Quote from: Chaszz on July 17, 2010, 07:17:20 AM
The above two posts are speculative. The emerging field of neuroscience through brain imaging is supplying some more solid evidence of what goes on on the brain than personal philosophical speculation. For instance, intelligence does not seem to be a completely unified thing, as there are different brain locations for different facets of it. Also it's been known for some time that rational thinking occurs more in one hemisphere and emotive reactions more in the other.
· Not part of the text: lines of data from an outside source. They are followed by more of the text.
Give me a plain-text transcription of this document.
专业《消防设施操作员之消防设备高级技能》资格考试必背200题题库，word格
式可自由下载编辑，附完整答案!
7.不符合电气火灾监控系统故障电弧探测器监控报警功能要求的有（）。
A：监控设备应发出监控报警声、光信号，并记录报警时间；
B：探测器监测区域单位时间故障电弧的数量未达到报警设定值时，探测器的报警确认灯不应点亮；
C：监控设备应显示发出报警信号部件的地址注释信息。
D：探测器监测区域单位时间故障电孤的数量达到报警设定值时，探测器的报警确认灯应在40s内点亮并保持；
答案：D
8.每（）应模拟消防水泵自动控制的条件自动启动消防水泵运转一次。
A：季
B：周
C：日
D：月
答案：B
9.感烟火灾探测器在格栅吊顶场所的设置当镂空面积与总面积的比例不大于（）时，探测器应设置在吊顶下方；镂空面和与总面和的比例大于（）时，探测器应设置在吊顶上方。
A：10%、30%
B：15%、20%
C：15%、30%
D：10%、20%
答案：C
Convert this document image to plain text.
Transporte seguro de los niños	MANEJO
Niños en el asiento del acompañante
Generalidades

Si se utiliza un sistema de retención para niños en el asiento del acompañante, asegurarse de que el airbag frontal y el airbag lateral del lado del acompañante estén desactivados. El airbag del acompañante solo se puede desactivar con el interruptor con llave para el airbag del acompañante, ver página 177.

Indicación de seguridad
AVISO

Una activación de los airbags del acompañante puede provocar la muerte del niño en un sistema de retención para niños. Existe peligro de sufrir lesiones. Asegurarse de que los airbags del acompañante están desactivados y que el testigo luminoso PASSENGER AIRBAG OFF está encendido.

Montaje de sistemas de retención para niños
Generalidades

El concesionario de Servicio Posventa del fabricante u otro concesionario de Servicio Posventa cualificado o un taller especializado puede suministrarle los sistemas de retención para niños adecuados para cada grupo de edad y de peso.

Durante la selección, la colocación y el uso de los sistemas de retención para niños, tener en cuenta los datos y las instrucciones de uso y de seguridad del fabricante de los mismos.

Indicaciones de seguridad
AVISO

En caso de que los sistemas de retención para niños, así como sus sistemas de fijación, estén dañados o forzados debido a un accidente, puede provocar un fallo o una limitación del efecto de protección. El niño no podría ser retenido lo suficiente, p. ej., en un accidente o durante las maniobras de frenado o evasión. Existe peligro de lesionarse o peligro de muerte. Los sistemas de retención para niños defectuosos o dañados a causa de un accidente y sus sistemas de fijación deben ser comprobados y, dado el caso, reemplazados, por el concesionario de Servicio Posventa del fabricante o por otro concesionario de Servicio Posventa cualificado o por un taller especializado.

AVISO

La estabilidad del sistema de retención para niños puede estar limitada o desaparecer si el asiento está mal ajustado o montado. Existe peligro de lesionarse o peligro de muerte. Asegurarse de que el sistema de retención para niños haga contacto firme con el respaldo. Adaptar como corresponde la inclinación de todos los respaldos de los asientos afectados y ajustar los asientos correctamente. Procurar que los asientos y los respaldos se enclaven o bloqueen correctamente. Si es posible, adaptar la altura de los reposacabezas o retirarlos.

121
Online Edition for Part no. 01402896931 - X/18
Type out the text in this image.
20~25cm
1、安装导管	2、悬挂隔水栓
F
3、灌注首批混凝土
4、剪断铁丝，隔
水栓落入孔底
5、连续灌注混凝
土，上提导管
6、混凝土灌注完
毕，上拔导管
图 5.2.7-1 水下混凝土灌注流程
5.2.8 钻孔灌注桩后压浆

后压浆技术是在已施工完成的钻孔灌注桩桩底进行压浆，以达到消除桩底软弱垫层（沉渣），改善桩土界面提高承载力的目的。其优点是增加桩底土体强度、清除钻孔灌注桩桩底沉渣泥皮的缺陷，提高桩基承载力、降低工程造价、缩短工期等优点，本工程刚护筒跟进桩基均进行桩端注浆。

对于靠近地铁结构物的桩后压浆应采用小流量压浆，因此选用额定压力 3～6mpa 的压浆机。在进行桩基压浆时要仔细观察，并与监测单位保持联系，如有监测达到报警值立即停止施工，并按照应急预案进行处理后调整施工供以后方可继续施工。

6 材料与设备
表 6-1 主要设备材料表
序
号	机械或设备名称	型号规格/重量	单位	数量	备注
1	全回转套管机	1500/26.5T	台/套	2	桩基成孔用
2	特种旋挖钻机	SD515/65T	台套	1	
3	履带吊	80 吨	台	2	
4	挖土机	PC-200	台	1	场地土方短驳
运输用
This is another in the long list of fields where philosophy has been forced to retreat in the face of science.
Huh?  What the heck are you talking about?  Science IS applied philosophy.   
"Maybe the problem most of you have ... is that you're not listening to Barbirolli." ~Sarge

"The problem with socialism is that sooner or later you run out of other people's money." ~Margaret Thatcher

Josquin des Prez

Science is philosophy with all the genius taken out of it.

karlhenning

Anyone else see Leno speaking that line?  No: Letterman.

DavidRoss

Quote from: Josquin des Prez on July 17, 2010, 08:36:02 AM
Science is philosophy with all the genius taken out of it.
Good grief....  Now I remember why I rarely visit this site any longer.
"Maybe the problem most of you have ... is that you're not listening to Barbirolli." ~Sarge

"The problem with socialism is that sooner or later you run out of other people's money." ~Margaret Thatcher

jowcol

Quote from: Josquin des Prez on July 17, 2010, 08:36:02 AM
Science is philosophy with all the genius taken out of it.

Ergo, by definition,  Einstein was not a genius.  I'm learning a lot here.
"If it sounds good, it is good."
Duke Ellington

karlhenning

Dave & jowcol . . . in some work of ficton I read 20 years ago (The Broom of the System?) there is a game the college freshmen play, "Hi Bob."  They watch Newhart on TV, and whenever a character enters and says "Hi, Bob!" they have to chug their beer.

Here at GMG we read "Josquin's" posts and play "Genius."